Stempel Polish Analysis Plugin

This plugin integrates Lucene's Stempel analysis module for the Polish language. The module offers high quality stemming tables and a universal algorithmic stemmer specifically designed to work with a highly-inflectional Polish language based on the extensive corpus of the Polish language. The plugin is useful for converting inflected words to their morphological origins (stems) thereby dramatically improving search results and decreasing index sizes.

Hebrew Plugin

The plugin ships with the Hebrew dictionary files and a "hebrew" analyzer that enables efficient querying and analysis of Hebrew text in Elasticsearch. The plugin also enables matching of inflected words using its built-in lemmatization and supports exact matching with the exact query search.

The Hebrew analyzer may be enabled and tested using the following configuration:

PUT hebrew-tut
{
    "mappings": {
        "test": {
            "properties": {
                "content": {
                    "type": "text",
                    "analyzer": "hebrew"
                }
            }
        }
    }
}
PUT hebrew-tut/ex/1
{
    "content": "בדיקות"
}
POST hebrew-tut/_search
{
    "query": {
        "match": {
           "content": "בדיקה"
        }
    }
}

Korean Analysis

Since Korean in an agglutinative language where the predicate changes its form according to its ending, and the noun is usually followed by one or several postpositions, querying Korean documents directly will only return a single form of predicates or nouns, omitting other relevant documents for we might be searching.

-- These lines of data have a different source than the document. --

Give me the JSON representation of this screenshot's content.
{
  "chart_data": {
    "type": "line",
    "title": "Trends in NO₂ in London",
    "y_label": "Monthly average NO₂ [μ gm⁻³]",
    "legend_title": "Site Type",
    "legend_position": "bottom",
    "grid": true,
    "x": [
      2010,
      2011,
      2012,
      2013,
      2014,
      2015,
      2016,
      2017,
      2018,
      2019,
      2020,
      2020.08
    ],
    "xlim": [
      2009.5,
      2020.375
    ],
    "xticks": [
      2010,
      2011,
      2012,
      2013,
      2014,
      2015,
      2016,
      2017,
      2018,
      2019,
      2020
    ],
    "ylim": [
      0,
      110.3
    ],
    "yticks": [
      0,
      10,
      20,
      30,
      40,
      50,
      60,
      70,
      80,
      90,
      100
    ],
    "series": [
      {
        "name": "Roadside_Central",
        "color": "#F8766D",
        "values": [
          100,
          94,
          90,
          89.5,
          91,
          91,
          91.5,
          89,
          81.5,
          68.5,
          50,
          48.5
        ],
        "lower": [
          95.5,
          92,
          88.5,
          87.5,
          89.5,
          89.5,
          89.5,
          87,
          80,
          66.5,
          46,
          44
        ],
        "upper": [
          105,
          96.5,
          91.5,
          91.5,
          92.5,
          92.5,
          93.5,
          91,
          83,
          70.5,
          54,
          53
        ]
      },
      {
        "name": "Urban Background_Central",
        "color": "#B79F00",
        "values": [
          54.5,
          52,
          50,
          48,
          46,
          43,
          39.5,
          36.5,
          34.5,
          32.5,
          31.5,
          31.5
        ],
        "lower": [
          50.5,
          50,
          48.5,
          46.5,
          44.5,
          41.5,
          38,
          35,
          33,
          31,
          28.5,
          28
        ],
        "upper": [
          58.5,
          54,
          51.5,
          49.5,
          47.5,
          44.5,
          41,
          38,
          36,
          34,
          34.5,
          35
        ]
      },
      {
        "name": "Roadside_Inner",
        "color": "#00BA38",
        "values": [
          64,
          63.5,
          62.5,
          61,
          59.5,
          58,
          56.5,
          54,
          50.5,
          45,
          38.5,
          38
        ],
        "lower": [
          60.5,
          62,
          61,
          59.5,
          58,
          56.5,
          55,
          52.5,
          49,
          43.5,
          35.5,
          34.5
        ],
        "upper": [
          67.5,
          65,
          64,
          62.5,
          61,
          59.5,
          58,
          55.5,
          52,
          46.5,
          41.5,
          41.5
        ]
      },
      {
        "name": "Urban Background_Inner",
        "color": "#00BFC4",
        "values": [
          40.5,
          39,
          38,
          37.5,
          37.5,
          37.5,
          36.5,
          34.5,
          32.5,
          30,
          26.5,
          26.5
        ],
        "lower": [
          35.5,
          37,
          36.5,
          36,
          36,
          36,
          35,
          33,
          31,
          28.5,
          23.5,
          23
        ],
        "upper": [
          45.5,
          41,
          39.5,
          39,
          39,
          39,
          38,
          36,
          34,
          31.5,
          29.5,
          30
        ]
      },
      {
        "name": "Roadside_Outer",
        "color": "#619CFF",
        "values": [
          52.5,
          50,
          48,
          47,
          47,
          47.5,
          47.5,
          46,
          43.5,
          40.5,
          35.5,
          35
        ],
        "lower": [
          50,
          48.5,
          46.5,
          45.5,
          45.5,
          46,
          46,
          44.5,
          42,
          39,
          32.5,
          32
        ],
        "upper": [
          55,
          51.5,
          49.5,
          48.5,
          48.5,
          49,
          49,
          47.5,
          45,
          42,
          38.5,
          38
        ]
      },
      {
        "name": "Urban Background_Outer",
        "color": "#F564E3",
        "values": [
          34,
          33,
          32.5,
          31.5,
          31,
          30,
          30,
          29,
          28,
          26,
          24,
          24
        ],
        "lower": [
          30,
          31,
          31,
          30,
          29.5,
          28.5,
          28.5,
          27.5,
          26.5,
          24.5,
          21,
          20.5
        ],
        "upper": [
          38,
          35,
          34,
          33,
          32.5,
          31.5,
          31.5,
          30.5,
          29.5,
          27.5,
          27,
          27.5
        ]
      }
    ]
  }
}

Qbox offers the Seunjeon Korean analyzer that solves this issue by enabling efficient search and analysis of Korean documents in Elasticsearch. It is a mecab-ko-dic-based Korean analyzer running on JVM and providing Java and Scala interfaces and shipping with the built-in Korean dictionary out of the box.

Conclusion

We've completed a review of all major plugins provided by the Qbox-hosted Elasticsearch. We hope you now have a better understanding of which plugins you might need for your Elasticsearch application to be more productive. Installing Elasticsearch plugins on your Qbox clusters is ridiculously easy, so don't miss out the opportunity to immediately enhance your Elasticsearch data search and analysis.